An affordable housing complex in Marcy-Holmes will undergo a major renovation, which officials say will ensure affordable housing stays in the area.
The existing 54-unit affordable housing complex, Holmes Greenway Housing, is being renovated by Seattle-based affordable housing developer Vitus. The Hennepin County Housing and Redevelopment Authority approved loans of up to $10 million for the project late last month.
Holmes Greenway Housing has provided affordable housing for low-income and disabled residents since 1983, said Craig Ratchford, development management director of Vitus, in an email to the Minnesota Daily.
“Our team is looking forward to giving the property a well-deserved face-lift after such a long tenure,” Ratchford said.
The renovation will include interior improvements like new paint, doors, lighting and air conditioners. Key infrastructure improvements, like new flooring, water heaters, laundry equipment and plumbing, are also planned. Residents will also have access to WiFi and a fully equipped business center.
To help finance the $2.4 million project, Hennepin County approved “conduit financing,” which would be loaned to the developer to be paid back over time.
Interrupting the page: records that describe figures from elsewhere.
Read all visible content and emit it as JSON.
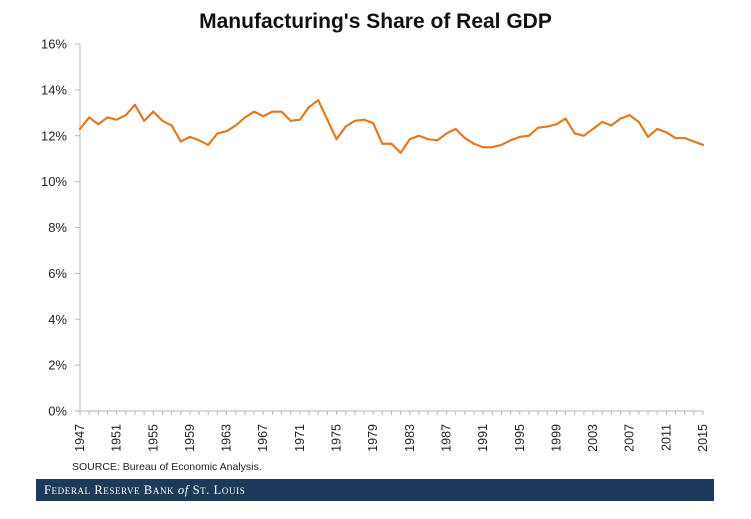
{
  "chart_data": {
    "type": "line",
    "title": "Manufacturing's Share of Real GDP",
    "xlabel": "",
    "ylabel": "",
    "ylim": [
      0,
      16
    ],
    "yticks": [
      "0%",
      "2%",
      "4%",
      "6%",
      "8%",
      "10%",
      "12%",
      "14%",
      "16%"
    ],
    "xticks": [
      "1947",
      "1951",
      "1955",
      "1959",
      "1963",
      "1967",
      "1971",
      "1975",
      "1979",
      "1983",
      "1987",
      "1991",
      "1995",
      "1999",
      "2003",
      "2007",
      "2011",
      "2015"
    ],
    "grid": false,
    "line_color": "#e07b22",
    "x": [
      1947,
      1948,
      1949,
      1950,
      1951,
      1952,
      1953,
      1954,
      1955,
      1956,
      1957,
      1958,
      1959,
      1960,
      1961,
      1962,
      1963,
      1964,
      1965,
      1966,
      1967,
      1968,
      1969,
      1970,
      1971,
      1972,
      1973,
      1974,
      1975,
      1976,
      1977,
      1978,
      1979,
      1980,
      1981,
      1982,
      1983,
      1984,
      1985,
      1986,
      1987,
      1988,
      1989,
      1990,
      1991,
      1992,
      1993,
      1994,
      1995,
      1996,
      1997,
      1998,
      1999,
      2000,
      2001,
      2002,
      2003,
      2004,
      2005,
      2006,
      2007,
      2008,
      2009,
      2010,
      2011,
      2012,
      2013,
      2014,
      2015
    ],
    "series": [
      {
        "values": [
          12.3,
          12.8,
          12.5,
          12.8,
          12.7,
          12.9,
          13.35,
          12.65,
          13.05,
          12.65,
          12.45,
          11.75,
          11.95,
          11.8,
          11.6,
          12.1,
          12.2,
          12.45,
          12.8,
          13.05,
          12.85,
          13.05,
          13.05,
          12.65,
          12.7,
          13.25,
          13.55,
          12.7,
          11.85,
          12.4,
          12.65,
          12.7,
          12.55,
          11.65,
          11.65,
          11.25,
          11.85,
          12.0,
          11.85,
          11.8,
          12.1,
          12.3,
          11.9,
          11.65,
          11.5,
          11.5,
          11.6,
          11.8,
          11.95,
          12.0,
          12.35,
          12.4,
          12.5,
          12.75,
          12.1,
          12.0,
          12.3,
          12.6,
          12.45,
          12.75,
          12.9,
          12.6,
          11.95,
          12.3,
          12.15,
          11.9,
          11.9,
          11.75,
          11.6
        ]
      }
    ],
    "source": "SOURCE: Bureau of Economic Analysis."
  },
  "footer": {
    "part1": "Federal Reserve Bank",
    "part2": "of",
    "part3": "St. Louis"
  }
}
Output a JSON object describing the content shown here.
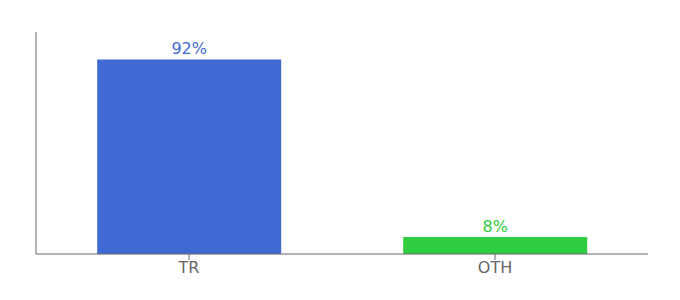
{
  "chart_data": {
    "type": "bar",
    "categories": [
      "TR",
      "OTH"
    ],
    "values": [
      92,
      8
    ],
    "value_labels": [
      "92%",
      "8%"
    ],
    "colors": [
      "#4169d4",
      "#2ecc40"
    ],
    "ylim": [
      0,
      105
    ],
    "grid": false,
    "tick_labels": "x"
  }
}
The financial aid is part of a larger initiative by the County to increase the supply of affordable housing, said Kyle Mianulli, a spokesperson for Community Works at Hennepin County.
“People love living in the Twin Cities, which is certainly a popular and growing vibrant destination for people of all ages,” Mianulli said. “As the region continues to succeed and flourish, the need for housing that is affordable and decent continues to grow.”
The developer also committed to maintaining 30 more years of affordability for 50 of the units falling under a program for housing vouchers. These apartments are accessible for people that make up to 60 percent annual median income. Many developers don’t build affordable housing at that threshold, so the county must act to alleviate this need, Mianulli said.
Nationwide, Vitus often acquires and renovates existing affordable housing complexes. This is its first project in Minneapolis, Ratchford said.
“Minneapolis is a growing and competitive real estate market,” he said. “What many people don’t realize is that those who qualify for income-restricted housing are often unable to access these benefits due to a scarcity of units.”
The scarcity of units puts pressure on the housing market, said Marcus Mills, chair of the Land Use and Development Committee for the Marcy-Holmes Neighborhood Association.
“If there’s more affordable housing, then affordable housing can be less expensive,” he said. “When the pressure is off the market, people will re-up that affordable housing.”
The renovation is expected to be complete by the end of summer 2020. The building will remain open during construction, Ratchford said.